What's happening: Biden's reelection campaign has long projected a calm confidence about beating Trump if that rematch comes to be. The gist of what you hear from both the White House and the campaign's HQ in Wilmington, Del: "It's fine. We've got this."

  • But many high-level Democrats think it's not fine. They fear the president's political machine hasn't found the sweet spot between a chill Zen and dangerous complacency — and has been way too Zen.

David Axelrod, Obama's political architect, told us the race is "winnable but worrisome." The internal optimism, he said, reflects "faith among a team that has been counted out before, that past is prologue and it will all come together in the end."
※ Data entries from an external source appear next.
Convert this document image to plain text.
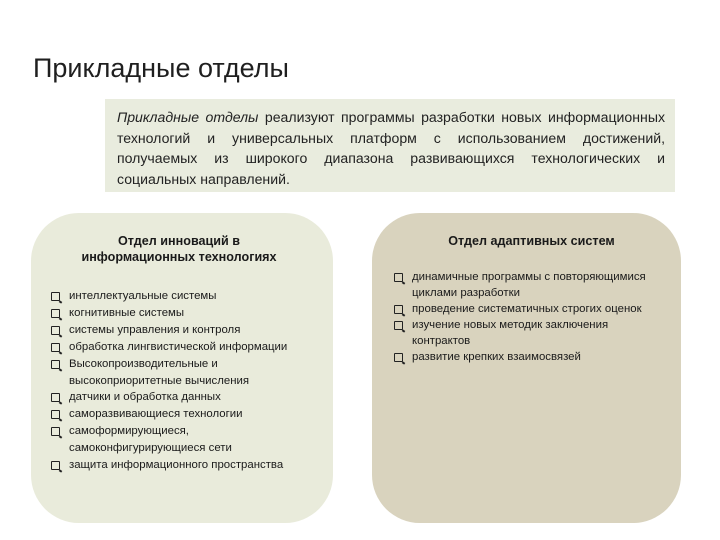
Прикладные отделы
Прикладные отделы реализуют программы разработки новых информационных технологий и универсальных платформ с использованием достижений, получаемых из широкого диапазона развивающихся технологических и социальных направлений.

Отдел инноваций в
информационных технологиях

интеллектуальные системы
когнитивные системы
системы управления и контроля
обработка лингвистической информации
Высокопроизводительные и высокоприоритетные вычисления
датчики и обработка данных
саморазвивающиеся технологии
самоформирующиеся, самоконфигурирующиеся сети
защита информационного пространства

Отдел адаптивных систем

динамичные программы с повторяющимися циклами разработки
проведение систематичных строгих оценок
изучение новых методик заключения контрактов
развитие крепких взаимосвязей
  • "There has been broad anxiety among the Democratic political class ... given the magnitude of the threat," Axelrod added.

No Democrat wants panic. But these top insiders tell us the campaign needs to project way more urgency about the reality that Trump absolutely could win.

Biden's 2024 campaign

The big picture: The Biden '24 mindset was captured by a New York magazine cover story last month about the campaign's "Alarming Calm." The cover headline, over a photo from inside the Wilmington campaign office (above): "THE CALMEST DEMOCRATS IN THE COUNTRY."

When pressed on why they think things are fine, Biden allies invoke four articles of faith:

  1. The war, they think, will be far in voters' rearview mirror by Nov. 5.
  2. By then, the economy will be so good voters can't ignore it. Voter confidence, the hope is, will catch up with the encouraging macro signs.
  3. Abortion rights: Dems will be boosted by the anti-GOP backlash following the Dobbs decision overturning Roe v. Wade — swing voters won't want to give Trump a chance to appoint another Supreme Court justice. As Second Gentleman Doug Emhoff has put it privately: "Dobbs and democracy."
  4. Biden and allies will spend more than $1 billion telling voters Trump is terrible. In the end, Biden's inner circle contends, most independents won't look themselves in the mirror on Election Day, then go vote for Trump.

Reality check: Many senior Democrats fear that optimistic catechism shows a failure of imagination about the true chance that Trump could win.

  • But people close to the White House fear there aren't enough people willing to give Biden bad news — because those who do can get their heads bitten off, as Axios' Alex Thompson has reported. That could help explain the leak about Obama, who remains very supportive of Biden.

Top Democrats were relieved Friday by Biden's passionate opening speech of '24. In fiery remarks in Valley Forge, Pa. — coinciding with the third anniversary of the Jan. 6 storming of the Capitol by Trump supporters — Biden warned: "Democracy is on the ballot. Your freedom is on the ballot."

  • Biden name-checked Trump 44 times in the half-hour speech. He drew applause when he needled the former president on his drive to overturn the 2020 results: "I had won the election and he was a loser."
  • Some of the Dems we talked to see the speech as the campaign's "we get it" moment.

The Biden campaign's TJ Ducklo told us: "The campaign is built for victory in November — we know this will be a close and competitive election."

  • "That urgency was underscored by the president in Valley Forge and fuels our work every day," Ducklo said. "We know the voters who we need to reach, where they are and how to reach them."

Behind the scenes: The disconnect behind Bidenworld and some Democratic elites was crystallized by a conference call the campaign hosted Wednesday for Democratic surrogates and pundits, some of them household names. The call was designed to convey talking points, not strategy.

  • But some of the analysts, including White House alumni, thought the points were the kind you could hear from the podium.

"We are well aware that Donald Trump is bad," one of the pundits said. "We know how to make that case. We wanted more: 'This is where we are, and we hear ya.' … If it was intended to reassure us in the wake of all these bad polls, it didn't do that."

  • Editor's note: This version corrects year of Obama reelection campaign.